Current brain imaging methods often place neural activity in the wrong location or require oversimplified assumptions about how the brain is organized. This approach leverages individual brain anatomy to make non-invasive scans more precise, which could improve diagnosis of conditions like epilepsy and strengthen neuroscience research by capturing faster, more detailed maps of how different brain regions communicate.

One-shot emergency psychiatric triage across 15 frontier AI chatbots

Do AI chatbots correctly identify psychiatric emergencies in one message?

AI chatbots almost never miss true psychiatric emergencies—correctly flagging 94% of crisis cases for immediate care. But they frequently over-triage less urgent situations, incorrectly labeling routine or moderately concerning messages as needing faster response than they actually do.

As people increasingly turn to chatbots for mental health guidance, this gap matters in opposite ways: the systems are reliable safety nets that won't let genuine crises slip through unnoticed, but they may also overwhelm emergency services and create unnecessary anxiety by treating normal distress as a crisis. Better calibration could preserve the protective function while reducing false alarms.

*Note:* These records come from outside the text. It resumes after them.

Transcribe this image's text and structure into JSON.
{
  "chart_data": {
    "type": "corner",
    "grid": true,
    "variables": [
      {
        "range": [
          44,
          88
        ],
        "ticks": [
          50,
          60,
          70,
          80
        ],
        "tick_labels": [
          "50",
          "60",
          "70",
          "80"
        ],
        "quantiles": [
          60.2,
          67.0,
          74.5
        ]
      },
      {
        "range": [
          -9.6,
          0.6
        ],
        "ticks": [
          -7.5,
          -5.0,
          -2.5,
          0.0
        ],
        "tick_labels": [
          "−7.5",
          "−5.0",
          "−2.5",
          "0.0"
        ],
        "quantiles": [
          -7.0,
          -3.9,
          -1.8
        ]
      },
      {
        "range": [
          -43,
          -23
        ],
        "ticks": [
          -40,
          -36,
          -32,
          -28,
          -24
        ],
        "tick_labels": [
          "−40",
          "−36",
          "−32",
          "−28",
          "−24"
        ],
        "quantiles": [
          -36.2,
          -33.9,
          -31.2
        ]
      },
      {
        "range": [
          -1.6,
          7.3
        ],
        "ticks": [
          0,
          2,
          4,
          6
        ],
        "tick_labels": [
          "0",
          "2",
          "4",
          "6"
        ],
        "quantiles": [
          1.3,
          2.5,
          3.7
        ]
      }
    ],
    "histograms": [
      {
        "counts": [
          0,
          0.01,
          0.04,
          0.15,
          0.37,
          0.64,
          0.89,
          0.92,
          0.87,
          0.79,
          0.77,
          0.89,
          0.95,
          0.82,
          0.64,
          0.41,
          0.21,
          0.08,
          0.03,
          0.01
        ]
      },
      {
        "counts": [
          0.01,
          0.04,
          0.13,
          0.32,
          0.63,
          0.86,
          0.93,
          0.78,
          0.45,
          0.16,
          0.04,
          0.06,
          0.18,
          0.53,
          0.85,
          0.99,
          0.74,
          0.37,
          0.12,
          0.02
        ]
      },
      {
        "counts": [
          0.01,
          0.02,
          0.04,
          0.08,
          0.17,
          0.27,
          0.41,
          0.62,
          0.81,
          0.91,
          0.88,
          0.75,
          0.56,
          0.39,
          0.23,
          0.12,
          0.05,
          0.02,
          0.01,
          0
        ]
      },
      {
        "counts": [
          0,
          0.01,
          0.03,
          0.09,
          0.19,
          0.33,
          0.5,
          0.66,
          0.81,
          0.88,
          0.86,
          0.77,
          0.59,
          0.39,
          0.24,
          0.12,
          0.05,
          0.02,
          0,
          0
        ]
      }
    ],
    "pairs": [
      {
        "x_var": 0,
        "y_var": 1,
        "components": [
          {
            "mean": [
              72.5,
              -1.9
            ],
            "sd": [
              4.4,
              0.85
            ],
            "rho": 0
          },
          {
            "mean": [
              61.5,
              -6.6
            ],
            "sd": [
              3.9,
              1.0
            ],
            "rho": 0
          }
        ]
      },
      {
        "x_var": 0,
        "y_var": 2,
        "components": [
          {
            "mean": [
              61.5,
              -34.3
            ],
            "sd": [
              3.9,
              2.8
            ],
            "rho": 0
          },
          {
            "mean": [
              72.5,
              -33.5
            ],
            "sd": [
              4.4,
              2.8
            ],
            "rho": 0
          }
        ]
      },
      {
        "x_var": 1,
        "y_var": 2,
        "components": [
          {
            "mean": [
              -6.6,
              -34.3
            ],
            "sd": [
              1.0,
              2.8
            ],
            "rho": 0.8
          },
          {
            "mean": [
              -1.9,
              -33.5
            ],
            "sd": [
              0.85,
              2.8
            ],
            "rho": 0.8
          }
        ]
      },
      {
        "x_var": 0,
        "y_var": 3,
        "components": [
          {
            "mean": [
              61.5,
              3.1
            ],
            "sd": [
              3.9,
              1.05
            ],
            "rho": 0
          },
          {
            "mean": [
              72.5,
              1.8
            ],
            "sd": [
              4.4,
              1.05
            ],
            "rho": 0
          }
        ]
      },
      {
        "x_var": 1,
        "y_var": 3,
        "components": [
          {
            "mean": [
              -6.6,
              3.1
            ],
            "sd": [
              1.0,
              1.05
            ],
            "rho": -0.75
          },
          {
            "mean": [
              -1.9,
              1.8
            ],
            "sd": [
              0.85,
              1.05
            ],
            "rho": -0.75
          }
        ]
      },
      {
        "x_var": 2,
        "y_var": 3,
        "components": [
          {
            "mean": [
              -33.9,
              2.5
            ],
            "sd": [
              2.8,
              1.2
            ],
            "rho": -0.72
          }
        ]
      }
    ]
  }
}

Independent-Component-Based Encoding Models of Brain Activity During Story Comprehension

Finding the brain's consistent story-processing networks despite individual differences

Researchers developed a new way to map how brain networks respond to stories by filtering out noise and individual variation in brain anatomy. Rather than analyzing individual pixels of brain scans, they identified independent functional networks and found that certain networks—like those for hearing and language—reliably respond to linguistic features of stories across different people, with their predictions confirmed by known acoustic properties.

Brain imaging studies often struggle because each person's brain is wired slightly differently, making it hard to draw general conclusions. This method cuts through that noise to identify which brain networks actually respond to language, regardless of where those networks sit in each individual's head. That makes it easier for neuroscientists to compare results across studies and build more accurate models of how we understand language and stories.